There’s been some “trendy” talk lately about eliminating the neutral score in research, to force listeners to take more of a stance on how they feel about a song. The problem is, it’s bad science and not backed up by any facts. We’re all about applying art to your music selection process, but that art must come after good scientific research. Otherwise, your data is flawed from the outset.
At Songscore, we follow accredited research techniques and employ the Likert Scale. We decided when we built Songscore that we wanted to use the most scientific, widely accepted (by scientific standards) approach we could, so that results could be consistent over time and prove the most valuable.
Here is a brief guide as to why we do things the way we do:
5 point scale and the neutral option
We employ the Likert Scale. You’ll find many scientists have argued for more points than 5, but never less points, or eliminating the neutral option. Think of it this way- what if your audience really is neutral on a song? Now you have forced them to choose a dishonest answer and your data is now flawed before you even finish the survey. Besides, it turns out the neutral option has very little effect on scores when proper samples are achieved. Remember, there is only one perceived neutral response and 2 negative and positive choices. When you are looking at averages and mean score (that red/green bar color in SongScore) the presence of neutral scores does not mean as much as it may seem.
Relative Comparisons are more meaningful: responses to questionnaires aren’t terribly valuable by themselves. You need to compare the scores to something meaningful. In our case, the mean score for that group of listeners, and the relative position of one song to the other. If Song 1 has a 4.01 by itself, that may seem good. But it could be that it is the far below the mean, and 10 others songs are 4.55 or higher. So the most important thing is to give the listener the answers they need to be able to be honest, and compare those answers in a meaningful way to other scores and mean score.
Labeling of 5 points
Longwood University cites the finding of Weijters who found that people are attracted to labels. So, for example, if we only labeled 1 as “dislike” and 5 as “like” and left 2, 3 and 4 as unlabeled, people would tend to choose 1 or 5 more often but for no reason. Thus, all 5 options are always labeled.
Can I change the labels?
Yes, you can! You can change your labels anytime by sending support your list of new labels. However, you should keep in mind that changing labels can impact scores and therefore you should a) not compare new label survey scores to past surveys scores and b) keep the new labels consistent over time. Basically, each time you change the labels, you should think of it as starting over in your research.

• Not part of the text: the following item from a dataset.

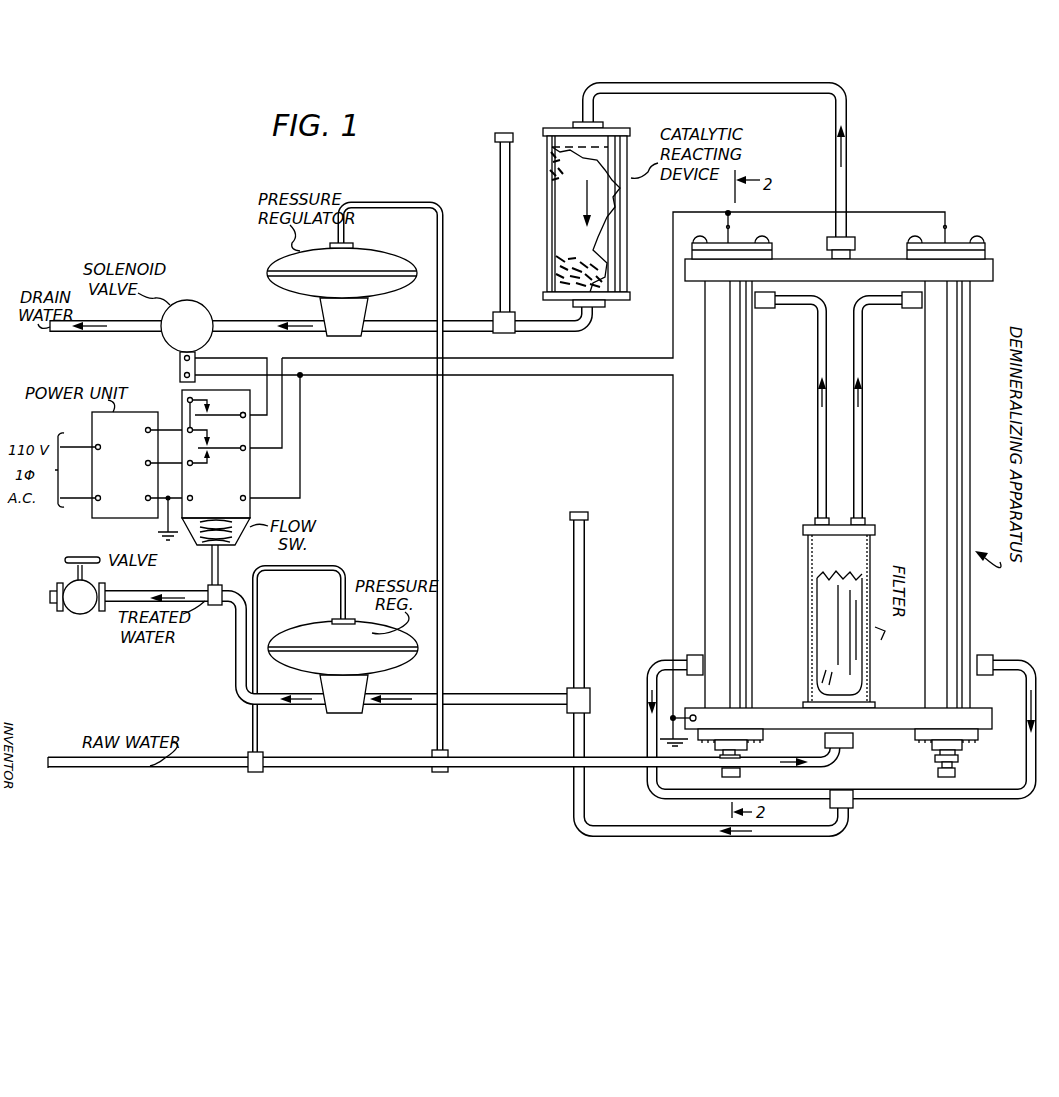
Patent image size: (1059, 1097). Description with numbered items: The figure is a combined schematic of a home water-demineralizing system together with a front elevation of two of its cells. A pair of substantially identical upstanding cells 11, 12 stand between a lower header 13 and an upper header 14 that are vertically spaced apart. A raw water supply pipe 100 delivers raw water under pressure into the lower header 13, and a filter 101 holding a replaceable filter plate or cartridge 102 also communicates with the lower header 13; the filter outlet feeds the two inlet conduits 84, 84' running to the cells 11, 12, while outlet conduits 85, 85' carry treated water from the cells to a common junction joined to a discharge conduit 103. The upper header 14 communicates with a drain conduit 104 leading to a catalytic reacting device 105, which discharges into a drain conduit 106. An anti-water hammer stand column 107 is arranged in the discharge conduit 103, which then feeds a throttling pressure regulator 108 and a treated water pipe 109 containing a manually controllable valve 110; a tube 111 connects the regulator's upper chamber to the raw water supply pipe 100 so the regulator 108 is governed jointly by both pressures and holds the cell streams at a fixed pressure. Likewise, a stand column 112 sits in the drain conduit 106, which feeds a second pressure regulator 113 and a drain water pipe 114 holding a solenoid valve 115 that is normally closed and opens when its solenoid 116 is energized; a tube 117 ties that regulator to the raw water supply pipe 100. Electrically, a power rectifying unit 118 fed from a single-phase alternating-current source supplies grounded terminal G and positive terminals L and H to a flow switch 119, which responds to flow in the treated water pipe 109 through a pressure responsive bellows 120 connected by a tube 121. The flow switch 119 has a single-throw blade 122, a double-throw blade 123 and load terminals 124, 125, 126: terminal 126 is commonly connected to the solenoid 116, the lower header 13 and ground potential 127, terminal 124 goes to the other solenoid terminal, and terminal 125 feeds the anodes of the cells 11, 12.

Why no national average score from all users in a format?
Imagine a contest where Campbell’s sets out to find the best homemade chicken soup recipe in every one of the top 100 cities in America. They gather the recipes and bring them to their test kitchen, where they combine all 100 recipes into one ultimate recipe. Do you think it would taste as good as any one of the individual recipes? Combining test scores from different recruitment methods and other variable data does not give a reliable, productive outcome. One could average 10 random cities’ preference for national pizza brand and decide Pizza Hut is the nation’s top pizza chain, but it would not change the fact that Tuscon as a city chose Papa John’s by a landslide margin. So Tuscon was outnumbered by 9 other cities who tipped Pizza Hut for the national award, but if you were opening a pizza franchise in Tuscon, wouldn’t you really only want to know the local result? Even if you are a national network, surveying your own listeners from a consistent recruitment method (your own promotions, etc.) will be more accurate than combining random accounts that are unrelated in every way except for the software used.

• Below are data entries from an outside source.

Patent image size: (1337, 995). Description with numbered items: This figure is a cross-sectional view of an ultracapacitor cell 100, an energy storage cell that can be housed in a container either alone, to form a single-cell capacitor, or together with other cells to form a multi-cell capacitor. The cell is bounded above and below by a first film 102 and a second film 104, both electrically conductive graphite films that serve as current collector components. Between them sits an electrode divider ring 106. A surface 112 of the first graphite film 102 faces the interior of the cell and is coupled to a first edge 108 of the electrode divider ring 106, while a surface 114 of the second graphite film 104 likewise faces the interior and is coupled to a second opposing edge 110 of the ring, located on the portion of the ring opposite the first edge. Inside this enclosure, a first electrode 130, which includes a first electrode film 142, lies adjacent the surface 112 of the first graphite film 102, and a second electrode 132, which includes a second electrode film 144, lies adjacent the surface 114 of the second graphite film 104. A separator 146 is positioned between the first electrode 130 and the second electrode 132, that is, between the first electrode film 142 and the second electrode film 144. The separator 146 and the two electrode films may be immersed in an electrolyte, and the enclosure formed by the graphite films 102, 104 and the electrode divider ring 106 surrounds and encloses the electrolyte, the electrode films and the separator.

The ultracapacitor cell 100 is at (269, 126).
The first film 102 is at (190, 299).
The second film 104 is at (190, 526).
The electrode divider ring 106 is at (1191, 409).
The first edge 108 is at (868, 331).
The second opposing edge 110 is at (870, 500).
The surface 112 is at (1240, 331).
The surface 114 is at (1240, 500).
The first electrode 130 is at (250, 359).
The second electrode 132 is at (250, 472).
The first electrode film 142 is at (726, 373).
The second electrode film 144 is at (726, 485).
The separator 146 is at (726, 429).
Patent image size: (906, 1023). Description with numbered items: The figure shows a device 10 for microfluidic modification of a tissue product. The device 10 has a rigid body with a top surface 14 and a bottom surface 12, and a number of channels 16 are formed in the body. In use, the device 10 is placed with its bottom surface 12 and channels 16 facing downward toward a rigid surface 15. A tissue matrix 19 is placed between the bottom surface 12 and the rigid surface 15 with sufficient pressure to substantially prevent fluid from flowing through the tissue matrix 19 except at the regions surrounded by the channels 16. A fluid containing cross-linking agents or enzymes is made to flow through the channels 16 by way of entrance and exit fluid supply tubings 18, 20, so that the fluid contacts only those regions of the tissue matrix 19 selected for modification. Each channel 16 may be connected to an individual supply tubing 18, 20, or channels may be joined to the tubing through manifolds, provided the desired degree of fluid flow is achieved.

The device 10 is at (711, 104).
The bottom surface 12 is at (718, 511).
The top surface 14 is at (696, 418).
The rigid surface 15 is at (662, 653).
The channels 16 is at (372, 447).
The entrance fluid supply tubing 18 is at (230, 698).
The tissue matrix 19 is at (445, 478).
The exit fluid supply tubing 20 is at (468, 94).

Skipping unfamiliar songs:
We all know in radio that our advertisers need a spot schedule with Optimum Effective Scheduling, or OES. OES says that the average person needs to hear an ad 3x before noticing it, so the ad should play often enough given the formula with your cume and AQH to be heard by 50% of your audience 3x. Read a more thorough explanation at the link above. If you apply the same idea to music, you quickly realize that your songs need to be heard in the same way before your audience can sufficiently sample them enough to have an opinion. At Songscore, we recommend a minimum of 400 spins before you test a song. You can test it earlier if you like of course, but just understand your results may not be complete or tell the whole story. Scientifically, people do not develop their lasting opinion of a song without significant exposure (multiple plays). Have you ever judged a song as unfit for airplay only to end up adding it a few weeks later? The same is true for listener perceptions and they are not even paying half the attention you are.
Finally, unlike most of the internet these days, we do not believe we are the final authority or have the final word. Songscore is a service for it’s customers and as such, you are in control. This is why we continually add features based on your feedback. You can hide titles or artists, use your own hooks, change rating labels and much more because in the end it’s your research and decision. We just hope this lets you know a little more about the “why” that went into the Songscore product.